LE CERCLE/POINT DE VUE - L'Estonie est parvenue à développer un modèle de e-administration aujourd'hui éprouvé. La France ferait bien de s'en inspirer.

Le modèle estonien permet une amélioration réelle du service rendu à l'usager.
Le modèle estonien permet une amélioration réelle du service rendu à l'usager. (Shutterstock)

Par Antoine Picron (analyste en politiques publiques, chercheur à l’Institut Sapiens)

Publié le 19 juil. 2018 à 09:00

Il y a un peu plus d'un an, le 4 juillet 2017, devant l'Assemblée nationale, le Premier ministre Edouard Philippe déclarait : « Fixons-nous un objectif simple : avoir des services publics numériques de même qualité que ceux du secteur marchand […] J'étais, avec un certain nombre de membres du gouvernement, en Estonie, la semaine dernière, eux l'ont fait. »

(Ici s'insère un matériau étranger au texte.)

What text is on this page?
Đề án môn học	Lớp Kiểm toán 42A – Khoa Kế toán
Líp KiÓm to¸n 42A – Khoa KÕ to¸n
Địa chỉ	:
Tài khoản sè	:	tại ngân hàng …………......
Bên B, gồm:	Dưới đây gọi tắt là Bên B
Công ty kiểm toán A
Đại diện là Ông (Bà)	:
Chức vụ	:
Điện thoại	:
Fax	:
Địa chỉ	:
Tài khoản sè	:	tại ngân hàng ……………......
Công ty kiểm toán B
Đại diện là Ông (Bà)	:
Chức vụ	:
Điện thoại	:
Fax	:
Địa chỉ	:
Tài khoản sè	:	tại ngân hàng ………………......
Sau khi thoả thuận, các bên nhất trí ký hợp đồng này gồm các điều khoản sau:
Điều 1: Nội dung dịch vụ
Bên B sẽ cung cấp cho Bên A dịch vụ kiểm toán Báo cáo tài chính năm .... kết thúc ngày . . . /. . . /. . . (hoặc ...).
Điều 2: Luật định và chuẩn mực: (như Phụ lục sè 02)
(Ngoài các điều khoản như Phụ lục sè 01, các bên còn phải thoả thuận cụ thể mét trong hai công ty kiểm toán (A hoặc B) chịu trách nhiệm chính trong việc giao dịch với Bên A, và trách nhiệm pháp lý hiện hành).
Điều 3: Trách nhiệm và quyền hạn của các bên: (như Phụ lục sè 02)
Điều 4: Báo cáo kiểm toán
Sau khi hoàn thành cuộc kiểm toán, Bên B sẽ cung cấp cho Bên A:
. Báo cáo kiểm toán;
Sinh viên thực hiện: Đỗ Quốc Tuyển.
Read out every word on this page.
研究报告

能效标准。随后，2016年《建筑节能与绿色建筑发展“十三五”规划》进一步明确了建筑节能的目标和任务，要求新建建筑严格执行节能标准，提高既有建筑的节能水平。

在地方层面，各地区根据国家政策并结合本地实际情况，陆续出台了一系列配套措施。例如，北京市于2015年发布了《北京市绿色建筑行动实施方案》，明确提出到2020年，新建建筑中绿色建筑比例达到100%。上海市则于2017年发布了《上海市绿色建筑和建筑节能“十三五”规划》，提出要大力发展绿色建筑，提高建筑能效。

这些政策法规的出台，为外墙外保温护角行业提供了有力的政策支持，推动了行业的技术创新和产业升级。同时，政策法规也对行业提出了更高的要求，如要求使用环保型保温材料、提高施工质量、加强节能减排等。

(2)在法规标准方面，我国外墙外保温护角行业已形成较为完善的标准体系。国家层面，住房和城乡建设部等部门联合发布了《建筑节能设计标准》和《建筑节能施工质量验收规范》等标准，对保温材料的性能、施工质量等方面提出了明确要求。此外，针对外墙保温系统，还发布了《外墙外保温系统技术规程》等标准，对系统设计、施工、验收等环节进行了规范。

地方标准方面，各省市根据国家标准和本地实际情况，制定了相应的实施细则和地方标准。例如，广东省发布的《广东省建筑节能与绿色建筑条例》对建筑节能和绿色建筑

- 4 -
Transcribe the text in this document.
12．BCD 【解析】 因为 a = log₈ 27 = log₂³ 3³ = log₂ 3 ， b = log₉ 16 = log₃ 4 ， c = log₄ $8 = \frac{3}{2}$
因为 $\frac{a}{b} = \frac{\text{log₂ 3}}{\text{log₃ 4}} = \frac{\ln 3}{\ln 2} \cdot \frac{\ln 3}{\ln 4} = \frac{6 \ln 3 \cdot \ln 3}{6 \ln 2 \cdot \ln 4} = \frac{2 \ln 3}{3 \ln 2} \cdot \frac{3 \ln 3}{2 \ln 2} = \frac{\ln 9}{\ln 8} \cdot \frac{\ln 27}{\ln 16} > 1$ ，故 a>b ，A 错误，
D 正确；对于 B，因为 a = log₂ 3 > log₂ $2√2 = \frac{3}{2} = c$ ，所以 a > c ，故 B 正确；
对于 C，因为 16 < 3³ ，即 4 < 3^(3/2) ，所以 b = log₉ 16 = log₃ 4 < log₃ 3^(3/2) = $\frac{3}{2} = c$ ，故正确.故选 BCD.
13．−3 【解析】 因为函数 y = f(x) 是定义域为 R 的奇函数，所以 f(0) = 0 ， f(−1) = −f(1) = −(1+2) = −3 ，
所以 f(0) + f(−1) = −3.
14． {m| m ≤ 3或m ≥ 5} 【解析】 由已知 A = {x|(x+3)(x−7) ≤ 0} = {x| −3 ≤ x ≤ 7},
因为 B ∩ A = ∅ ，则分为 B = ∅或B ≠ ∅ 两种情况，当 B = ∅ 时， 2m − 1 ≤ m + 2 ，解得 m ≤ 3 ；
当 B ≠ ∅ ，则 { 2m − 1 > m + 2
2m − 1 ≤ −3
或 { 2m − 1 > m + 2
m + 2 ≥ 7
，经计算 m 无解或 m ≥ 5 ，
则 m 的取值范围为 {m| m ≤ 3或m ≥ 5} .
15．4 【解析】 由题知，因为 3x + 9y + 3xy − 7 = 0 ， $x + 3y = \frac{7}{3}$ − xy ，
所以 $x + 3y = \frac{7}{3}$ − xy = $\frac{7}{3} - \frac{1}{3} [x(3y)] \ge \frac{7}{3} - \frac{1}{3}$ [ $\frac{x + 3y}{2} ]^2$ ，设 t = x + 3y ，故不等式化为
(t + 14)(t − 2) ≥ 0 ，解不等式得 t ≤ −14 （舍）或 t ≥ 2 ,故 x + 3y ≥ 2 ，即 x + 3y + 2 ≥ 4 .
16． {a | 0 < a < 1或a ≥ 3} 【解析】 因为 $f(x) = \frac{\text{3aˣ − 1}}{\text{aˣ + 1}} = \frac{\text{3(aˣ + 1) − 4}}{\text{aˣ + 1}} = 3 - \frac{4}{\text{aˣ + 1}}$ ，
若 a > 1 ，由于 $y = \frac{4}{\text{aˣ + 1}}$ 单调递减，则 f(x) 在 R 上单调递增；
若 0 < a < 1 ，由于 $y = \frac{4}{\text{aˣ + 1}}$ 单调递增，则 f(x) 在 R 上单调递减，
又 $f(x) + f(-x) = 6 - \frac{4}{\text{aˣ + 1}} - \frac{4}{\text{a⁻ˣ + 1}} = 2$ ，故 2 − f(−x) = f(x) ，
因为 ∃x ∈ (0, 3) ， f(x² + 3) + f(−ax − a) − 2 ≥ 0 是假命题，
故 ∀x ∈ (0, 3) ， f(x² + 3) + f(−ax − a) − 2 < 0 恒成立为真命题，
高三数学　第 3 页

La référence à l'Estonie, ancienne République soviétique de 1,3 million d'habitants, a, à première vue, de quoi surprendre. Pourtant, ce pays est effectivement parvenu à développer un modèle d'e-gouvernement aujourd'hui éprouvé.

Numérisation des services publics

Très tôt après l'effondrement du bloc soviétique, les pouvoirs publics estoniens ont souhaité acquérir un avantage comparatif par l'utilisation des technologies de l'information et de la communication. Ce fut chose faite au moyen de politiques publiques volontaristes.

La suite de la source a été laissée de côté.